Hacking a Major Technical School's Website
by valnour
This article outlines a very simple hack on a very prominent technical school's online library.
It may sound like getting into a school's library isn't that big a deal, but this particular school (and I'm sure many others like it) requests that you input contact information when logging in to the system for the first time.
This allows a potential attacker to gain some sensitive data on a student such as: location of the school they attend, full name, phone number (home and work), email addresses, and it also allows you to change passwords without knowing the old one.
Procedure
When logging into this school's student library, you are prompted for your username and password. After providing this you are logged into the system.
However, if you log into the school's student portal (which shows school news and provides a link to the library and such) with your username and password, then follow the link to the school's library, a completely different procedure is followed.
Instead of logging in with any sort of authentication or checking session IDs or even cookies, it just takes you to a URL structured like this:
Replace student# with, well, your student number and you have instant access. No password checks or anything.
After I discovered this, I just start plugging in different numbers. I tried about ten in all and only found one other student.
Now I'm sure if I would have poked around some more I could have found several others, but I didn't want to raise any suspicion.

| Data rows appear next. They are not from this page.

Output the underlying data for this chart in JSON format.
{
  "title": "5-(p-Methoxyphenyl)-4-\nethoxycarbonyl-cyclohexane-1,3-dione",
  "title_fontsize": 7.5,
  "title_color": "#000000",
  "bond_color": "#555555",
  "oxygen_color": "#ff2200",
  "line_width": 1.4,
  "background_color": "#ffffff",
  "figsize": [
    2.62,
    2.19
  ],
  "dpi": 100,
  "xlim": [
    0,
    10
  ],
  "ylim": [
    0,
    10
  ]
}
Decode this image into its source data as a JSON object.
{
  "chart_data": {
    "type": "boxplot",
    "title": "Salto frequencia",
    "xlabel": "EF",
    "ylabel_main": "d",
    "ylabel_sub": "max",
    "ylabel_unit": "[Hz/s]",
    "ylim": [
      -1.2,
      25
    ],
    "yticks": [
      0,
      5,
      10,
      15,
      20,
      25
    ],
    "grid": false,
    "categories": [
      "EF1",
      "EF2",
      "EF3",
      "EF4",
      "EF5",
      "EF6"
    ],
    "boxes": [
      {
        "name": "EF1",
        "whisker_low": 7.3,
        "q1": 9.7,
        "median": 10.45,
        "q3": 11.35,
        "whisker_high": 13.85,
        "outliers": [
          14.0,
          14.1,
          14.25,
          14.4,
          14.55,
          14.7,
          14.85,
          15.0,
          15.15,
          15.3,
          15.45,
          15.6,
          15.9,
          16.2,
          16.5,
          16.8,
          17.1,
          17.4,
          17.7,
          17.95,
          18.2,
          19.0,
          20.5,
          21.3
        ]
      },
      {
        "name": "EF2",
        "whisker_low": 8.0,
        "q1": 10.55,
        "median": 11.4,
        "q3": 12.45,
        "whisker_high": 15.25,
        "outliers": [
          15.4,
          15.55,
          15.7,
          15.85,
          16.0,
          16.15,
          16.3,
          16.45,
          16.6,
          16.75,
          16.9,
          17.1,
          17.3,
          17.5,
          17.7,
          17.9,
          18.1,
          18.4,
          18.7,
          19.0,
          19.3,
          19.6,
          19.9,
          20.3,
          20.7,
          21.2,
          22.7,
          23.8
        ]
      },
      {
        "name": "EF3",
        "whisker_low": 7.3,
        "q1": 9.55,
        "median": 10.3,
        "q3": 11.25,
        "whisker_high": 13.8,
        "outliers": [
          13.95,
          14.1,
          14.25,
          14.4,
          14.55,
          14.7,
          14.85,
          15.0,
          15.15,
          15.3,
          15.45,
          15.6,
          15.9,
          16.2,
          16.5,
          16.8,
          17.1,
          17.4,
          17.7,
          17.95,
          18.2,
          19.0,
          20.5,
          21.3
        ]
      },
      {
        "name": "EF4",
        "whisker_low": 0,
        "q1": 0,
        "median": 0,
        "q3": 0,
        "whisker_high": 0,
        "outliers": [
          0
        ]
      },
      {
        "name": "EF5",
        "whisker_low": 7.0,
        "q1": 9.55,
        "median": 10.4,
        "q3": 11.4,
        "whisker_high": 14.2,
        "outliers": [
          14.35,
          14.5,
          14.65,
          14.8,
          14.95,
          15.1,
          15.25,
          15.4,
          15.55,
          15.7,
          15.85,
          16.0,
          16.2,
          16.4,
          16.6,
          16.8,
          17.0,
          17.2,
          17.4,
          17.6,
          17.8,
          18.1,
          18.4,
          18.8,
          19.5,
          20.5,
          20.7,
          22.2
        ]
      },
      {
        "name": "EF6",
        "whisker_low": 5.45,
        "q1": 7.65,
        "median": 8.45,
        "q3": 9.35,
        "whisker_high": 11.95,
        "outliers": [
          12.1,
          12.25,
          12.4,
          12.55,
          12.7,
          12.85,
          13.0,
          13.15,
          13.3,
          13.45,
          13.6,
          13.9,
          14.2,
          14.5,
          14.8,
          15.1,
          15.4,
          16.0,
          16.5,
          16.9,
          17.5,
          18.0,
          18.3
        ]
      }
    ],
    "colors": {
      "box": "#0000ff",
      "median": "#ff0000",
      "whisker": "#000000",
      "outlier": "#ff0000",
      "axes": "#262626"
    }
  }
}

As far as the other student I found, I was able to get their email addresses, two phone numbers, and full name. I was able to locate her on MySpace with this information and was able to gather her home address after poking around on Google with all the other information I found.
Now keep in mind that this school has upwards of 70 campuses in the United States. This particular person was on the west coast. I live closer to the east.
Conclusion
This prominent technical school, which even offers a class entitled "Security Architecture of Common IT Platforms," obviously created a weak point in their online resources.
This problem was very simple, but still was able to give enough information for an attacker to gain plenty of ground in very little time.
All that was needed was an eight digit, non-random number that could easily have been social engineered.
I hope I have given enough information to make this useful, especially to students at this school.
But I also hope I have been vague enough so as to put no one's personal data at risk.